My 15 Month Roller Coaster
“If we are happy, everybody looks up and shares our happiness.”
~ from a Yogi tea bag.
Having a baby is so taxing on the mind, body and spirit. It’s like riding one of those big roller coasters at a theme park where you are laughing and crying at the same time because it’s so thrilling yet scary. You may even pee your pants.
Before having a child, I would only give myself a C for self-care. I’ve always been one of those people to put others before myself. This is something I’m finding in motherhood to be a hazard to my overall well-being.
I’m writing this because now that C has become an F. I’ve failed to take care of myself. I’ve failed to ask for help when I needed it. I failed. I really loathe failing, but it’s slowly starting to become something I embrace. To be a parent is to embrace your imperfections and see them as opportunities to grow. In this way, our children become our greatest teachers.
So I’m trying.
First step, admit there’s a problem.
I failed to ask for breaks when I needed to sleep at night and my little one wasn’t. I failed to continue my yoga practice when my body was aching and broken. I failed to even stretch my back and hips at night. It only takes 5 minutes, but I was always too tired. Instead, I pushed myself and ended up very sick. I will save you from the gory details of my illness, but I will tell you, it was all preventable.
2018 is going to be the year of self-care for me. I’m going to make it to yoga regularly. I’m going to ask my partner to trade off nights when the baby is going through a another round of teething or sickness. I’m going to say no when I need to. However, this isn’t specific enough for me. Here are my 4 commitments:
- Sit down with my partner and identify 1 hour a week when we trade off kid duty to go take care of ourselves: yoga, massage, pedicure, a coffee break, something to relax.
- Set a timer on my phone at night when I have to stop working or watching shows so I can stretch before bed.
- Reconnect with friends I have failed to reach out to this last year.
- Ask a friend to keep me honest. I need them to check in on me and make sure I am doing self-care and I can offer the same to them. This is kinda like a workout buddy to keep me motivated. Is there an app for this?
Self-care is not just about the big things, but the little things too.
For example, when was the last time you had a hot cup of coffee? I said hot, not the one left in the microwave for an hour. Do you feed yourself healthy food and when you are hungry, not starving? Do you take that extra couple of minutes in the shower to just let it all go? Do you even shower some days?
We do an exercise in our Positive Discipline classes where we identify things that we like to do for self-care and the things that make us angry, stressed out or just drive us nuts. Then, we talk about how we feel when our day is just full of those things that stress us out and how we feel when our day has at least one thing we did to take care ourselves- and the difference in our ability to use connected and effective parenting tools. The truth is, when we prioritize self-care, we are better not just to ourselves, but to those around us. We are better partners, better parents, better friends and better community members. The little things, the to-do list, will always be there.
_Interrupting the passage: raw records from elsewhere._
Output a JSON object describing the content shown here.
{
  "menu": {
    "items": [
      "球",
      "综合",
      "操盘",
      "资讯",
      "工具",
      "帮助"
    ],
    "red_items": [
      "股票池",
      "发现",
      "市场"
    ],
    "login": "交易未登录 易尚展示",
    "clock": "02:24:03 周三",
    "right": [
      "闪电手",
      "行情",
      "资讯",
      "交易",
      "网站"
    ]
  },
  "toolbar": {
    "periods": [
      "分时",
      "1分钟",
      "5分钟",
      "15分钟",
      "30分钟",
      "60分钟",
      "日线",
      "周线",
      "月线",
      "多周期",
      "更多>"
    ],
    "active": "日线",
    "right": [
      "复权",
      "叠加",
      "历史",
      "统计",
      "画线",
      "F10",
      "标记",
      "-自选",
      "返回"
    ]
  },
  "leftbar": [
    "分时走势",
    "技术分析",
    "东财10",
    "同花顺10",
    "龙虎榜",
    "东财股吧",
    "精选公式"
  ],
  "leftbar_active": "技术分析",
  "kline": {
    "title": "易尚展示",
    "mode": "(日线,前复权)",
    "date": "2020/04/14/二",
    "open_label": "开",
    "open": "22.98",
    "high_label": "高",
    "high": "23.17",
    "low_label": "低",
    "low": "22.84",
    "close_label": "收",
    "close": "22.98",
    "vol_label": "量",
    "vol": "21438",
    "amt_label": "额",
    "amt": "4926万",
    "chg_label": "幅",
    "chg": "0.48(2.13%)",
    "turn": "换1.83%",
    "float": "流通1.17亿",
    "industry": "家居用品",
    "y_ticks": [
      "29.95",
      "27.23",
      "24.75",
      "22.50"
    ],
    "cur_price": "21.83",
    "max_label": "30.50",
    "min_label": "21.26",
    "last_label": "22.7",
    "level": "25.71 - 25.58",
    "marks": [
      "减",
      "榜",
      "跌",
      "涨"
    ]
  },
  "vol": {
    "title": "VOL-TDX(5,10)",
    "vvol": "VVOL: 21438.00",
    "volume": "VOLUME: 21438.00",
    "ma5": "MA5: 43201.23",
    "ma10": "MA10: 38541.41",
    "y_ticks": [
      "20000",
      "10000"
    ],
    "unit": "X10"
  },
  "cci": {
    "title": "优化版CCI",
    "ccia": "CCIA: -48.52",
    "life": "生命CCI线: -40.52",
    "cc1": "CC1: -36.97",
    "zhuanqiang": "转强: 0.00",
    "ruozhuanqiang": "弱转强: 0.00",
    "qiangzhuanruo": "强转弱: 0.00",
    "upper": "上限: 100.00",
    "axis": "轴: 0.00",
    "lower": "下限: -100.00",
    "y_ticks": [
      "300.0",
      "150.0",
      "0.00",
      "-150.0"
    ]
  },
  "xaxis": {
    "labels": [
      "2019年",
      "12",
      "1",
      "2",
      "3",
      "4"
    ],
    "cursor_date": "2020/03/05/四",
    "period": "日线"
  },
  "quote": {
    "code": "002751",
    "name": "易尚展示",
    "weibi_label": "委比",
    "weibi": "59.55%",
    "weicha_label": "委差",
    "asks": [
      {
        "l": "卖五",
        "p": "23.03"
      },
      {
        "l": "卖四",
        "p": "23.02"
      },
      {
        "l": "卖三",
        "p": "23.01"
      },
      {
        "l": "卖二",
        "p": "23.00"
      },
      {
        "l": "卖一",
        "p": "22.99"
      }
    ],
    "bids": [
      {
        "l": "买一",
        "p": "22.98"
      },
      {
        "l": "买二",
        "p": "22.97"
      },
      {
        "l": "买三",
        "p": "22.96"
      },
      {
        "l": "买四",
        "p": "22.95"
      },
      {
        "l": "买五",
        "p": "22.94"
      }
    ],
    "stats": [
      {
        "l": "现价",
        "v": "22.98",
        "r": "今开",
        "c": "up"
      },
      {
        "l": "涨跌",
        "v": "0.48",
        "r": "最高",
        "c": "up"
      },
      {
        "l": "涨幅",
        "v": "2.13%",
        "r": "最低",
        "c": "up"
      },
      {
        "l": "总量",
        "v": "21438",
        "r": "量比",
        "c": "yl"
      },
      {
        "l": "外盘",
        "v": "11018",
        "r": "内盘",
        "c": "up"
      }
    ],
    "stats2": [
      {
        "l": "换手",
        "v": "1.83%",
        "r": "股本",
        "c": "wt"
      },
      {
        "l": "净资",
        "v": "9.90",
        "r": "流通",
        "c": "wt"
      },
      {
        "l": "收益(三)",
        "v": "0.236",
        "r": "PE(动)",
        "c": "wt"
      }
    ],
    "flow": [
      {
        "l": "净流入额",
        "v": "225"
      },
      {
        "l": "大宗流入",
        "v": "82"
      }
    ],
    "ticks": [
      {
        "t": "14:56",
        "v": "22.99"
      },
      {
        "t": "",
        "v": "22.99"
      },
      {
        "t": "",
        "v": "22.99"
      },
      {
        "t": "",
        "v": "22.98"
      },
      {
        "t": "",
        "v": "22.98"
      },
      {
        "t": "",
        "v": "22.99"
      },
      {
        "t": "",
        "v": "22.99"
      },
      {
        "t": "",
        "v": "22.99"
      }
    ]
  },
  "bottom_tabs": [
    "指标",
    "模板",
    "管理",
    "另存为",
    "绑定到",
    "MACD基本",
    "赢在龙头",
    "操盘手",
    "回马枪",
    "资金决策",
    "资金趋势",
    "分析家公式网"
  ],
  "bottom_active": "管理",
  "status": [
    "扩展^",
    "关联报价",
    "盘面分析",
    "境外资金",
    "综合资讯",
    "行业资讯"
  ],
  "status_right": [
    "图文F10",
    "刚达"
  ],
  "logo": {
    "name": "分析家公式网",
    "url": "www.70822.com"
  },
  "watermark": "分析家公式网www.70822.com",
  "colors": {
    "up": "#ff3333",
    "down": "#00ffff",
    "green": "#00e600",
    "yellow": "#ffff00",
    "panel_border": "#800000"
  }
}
If we don’t make room for what makes us feel good, we will become that irritation, that stress, that anger, that resentfulness that we feel all day.
I know self-care is something both parents deal with, but I want to take a minute here to reach out to other mom’s and stay-at-home dads. When you are the main caregiver, you become the default parent – meaning you ask to go to the bathroom but your partner doesn’t. When you find yourself here – stop! Parenting takes a team. If you burn yourself out, who will be there to take care of everyone? And if we want it, we have to give it to our partner too. We need to encourage their self care and protect their time as well. We need to communicate and talk about it in a way that changes the notion of self care from a luxury to a necessity.
A Buddhist monk in Kathmandu once told me, “if you give all of yourself away trying to take care of others, then you become part of the problem and not the solution.”
Word.
Join me, I need your support to do this too.